Earlier plans had called for the PAC-3s to be produced under licence in Japan. The United States has offered Japan up to 80 PAC-3 missiles, Kyodo news agency said earlier this week.
Missile defence spending has risen to nearly 10 billion dollars a year in the United States, despite criticism that successful tests have been stage-managed, so they offer little evidence that the system would be effective in the event of a real attack.
The Japanese Defence Agency's budget request includes plans to test-fire an SM-3 ship-to-air interceptor, which is designed to shoot down an incoming ballistic missile in mid-course, when it is outside the earth's atmosphere.

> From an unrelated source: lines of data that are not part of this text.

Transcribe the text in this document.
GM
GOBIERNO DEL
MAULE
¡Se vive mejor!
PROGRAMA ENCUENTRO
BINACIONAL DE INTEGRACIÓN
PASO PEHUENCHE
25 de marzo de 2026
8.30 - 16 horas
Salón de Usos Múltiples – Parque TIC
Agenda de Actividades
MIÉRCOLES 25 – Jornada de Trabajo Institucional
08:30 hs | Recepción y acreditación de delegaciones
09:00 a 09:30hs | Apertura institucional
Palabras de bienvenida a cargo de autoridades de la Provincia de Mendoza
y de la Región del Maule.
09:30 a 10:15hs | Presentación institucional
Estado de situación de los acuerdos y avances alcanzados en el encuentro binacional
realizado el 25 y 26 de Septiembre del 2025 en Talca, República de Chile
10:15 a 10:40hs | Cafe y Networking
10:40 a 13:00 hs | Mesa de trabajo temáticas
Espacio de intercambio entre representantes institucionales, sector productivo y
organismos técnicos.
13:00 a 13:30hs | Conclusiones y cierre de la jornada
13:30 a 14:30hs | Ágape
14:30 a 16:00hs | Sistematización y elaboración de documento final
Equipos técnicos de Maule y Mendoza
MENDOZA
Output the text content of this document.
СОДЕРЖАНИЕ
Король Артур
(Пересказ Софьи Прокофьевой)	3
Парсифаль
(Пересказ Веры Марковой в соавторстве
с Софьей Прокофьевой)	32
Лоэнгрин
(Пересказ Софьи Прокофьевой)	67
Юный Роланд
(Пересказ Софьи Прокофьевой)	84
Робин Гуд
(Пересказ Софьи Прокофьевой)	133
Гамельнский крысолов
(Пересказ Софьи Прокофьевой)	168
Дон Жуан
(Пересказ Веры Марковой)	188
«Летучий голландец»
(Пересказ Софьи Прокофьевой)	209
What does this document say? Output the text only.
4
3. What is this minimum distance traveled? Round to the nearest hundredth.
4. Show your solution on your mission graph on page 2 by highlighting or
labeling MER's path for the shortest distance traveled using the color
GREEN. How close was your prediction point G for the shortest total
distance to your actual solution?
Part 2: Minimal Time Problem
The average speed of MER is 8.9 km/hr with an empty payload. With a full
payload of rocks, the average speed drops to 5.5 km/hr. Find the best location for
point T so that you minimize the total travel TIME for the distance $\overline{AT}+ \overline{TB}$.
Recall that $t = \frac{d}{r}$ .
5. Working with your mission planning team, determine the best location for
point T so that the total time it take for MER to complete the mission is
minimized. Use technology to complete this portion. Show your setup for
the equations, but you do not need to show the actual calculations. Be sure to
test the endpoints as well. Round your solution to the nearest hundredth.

North Korea test-fired seven missiles in July, including for the first time a long-range multistage Taepodong missile.
The USS Shiloh, the first missile defence-capable ship to be deployed in Japan, arrived at the US naval base in Yokosuka, near Tokyo, on Tuesday. Japan plans to fit its own destroyers with SM-3s over the next few years.
The Defence Agency plans to request a total budget of 4,863.6 billion yen, the officials said yesterday, up 1.5 per cent on spending of 4,490.6 billion yen the previous year, when defence spending accounted for 0.93 percent of GDP.